Herbert Marcuse was Horkheimer’s colleague. Perhaps the most culturally influential member of the Frankfurt School, Marcuse was more sanguine about the possibility of realizing heaven on earth. Indeed, he was an unabashed utopian, speaking at times of the abolition of repression. But, like most utopians, he was singularly incapable of giving a positive definition of the wonderland he sought to build. Instead, he filled out his utopian vision with a series of repudiations of everything about modern society that he did not like, combined with wishful pronouncements that everything would be wonderful once corrupt capitalist society had been demolished. Here is a good example:
Marxism must risk defining freedom in such a way that people become conscious of and recognize it as something that is nowhere already in existence. And precisely because the so-called utopian possibilities are not at all utopian but rather the determinate socio-historical negation of what exists, a very real and very pragmatic opposition is required of us if we are to make ourselves and others conscious of these possibilities and the forces that hinder and deny them.
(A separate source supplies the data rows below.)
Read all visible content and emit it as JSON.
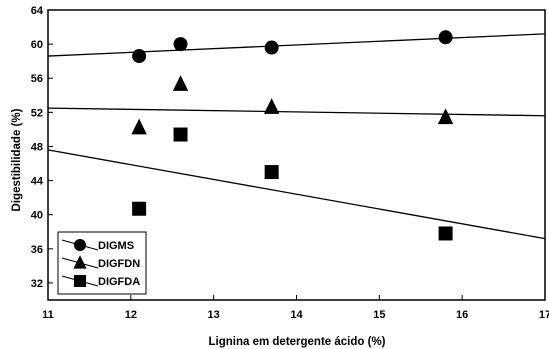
{
  "chart_data": {
    "type": "scatter",
    "xlabel": "Lignina em detergente ácido (%)",
    "ylabel": "Digestibilidade  (%)",
    "xlim": [
      11,
      17
    ],
    "ylim": [
      30,
      64
    ],
    "xticks": [
      "11",
      "12",
      "13",
      "14",
      "15",
      "16",
      "17"
    ],
    "yticks": [
      "32",
      "36",
      "40",
      "44",
      "48",
      "52",
      "56",
      "60",
      "64"
    ],
    "grid": false,
    "legend_position": "bottom-left",
    "series": [
      {
        "name": "DIGMS",
        "marker": "circle",
        "points": [
          [
            12.1,
            58.6
          ],
          [
            12.6,
            60.0
          ],
          [
            13.7,
            59.6
          ],
          [
            15.8,
            60.8
          ]
        ],
        "trend": [
          [
            11,
            58.6
          ],
          [
            17,
            61.2
          ]
        ]
      },
      {
        "name": "DIGFDN",
        "marker": "triangle",
        "points": [
          [
            12.1,
            50.2
          ],
          [
            12.6,
            55.3
          ],
          [
            13.7,
            52.6
          ],
          [
            15.8,
            51.4
          ]
        ],
        "trend": [
          [
            11,
            52.5
          ],
          [
            17,
            51.6
          ]
        ]
      },
      {
        "name": "DIGFDA",
        "marker": "square",
        "points": [
          [
            12.1,
            40.7
          ],
          [
            12.6,
            49.4
          ],
          [
            13.7,
            45.0
          ],
          [
            15.8,
            37.8
          ]
        ],
        "trend": [
          [
            11,
            47.6
          ],
          [
            17,
            37.2
          ]
        ]
      }
    ]
  }
}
An opposition is required that is free of all illusion but also of all defeatism, for through its mere existence defeatism betrays the possibility of freedom to the status quo.
In plain English, Marcuse is saying that we must struggle to achieve nothing that actually exists. Thus hoping in something defined entirely by opposition to that which does exist, the utopian (critical theoretical) project must pit itself implacably against all that is. In short, the goal of Marcuse’s critical theory and of those theories descended from it can be described only in negative terms: anti-capitalism, anti-patriarchy, anti-racism, and so forth. The emphasis falls on dismantling institutions, social relations, or moral codes that stand in the way of the vague but hoped-for future.
There is an obvious problem here: How can the critical theorist define social justice if all that exists is by definition unjust, infected by capitalism, systemic racism, patriarchy, or some other structural injustice? Lacking an account of the moral order of creation, he cannot do so positively. The hope of modern critical theory is that, when everything has been torn down, social justice will emerge. Liberated from the now-vanquished unjust system, like Rousseau’s primitive man untainted by civilization, we will recover our original integrity.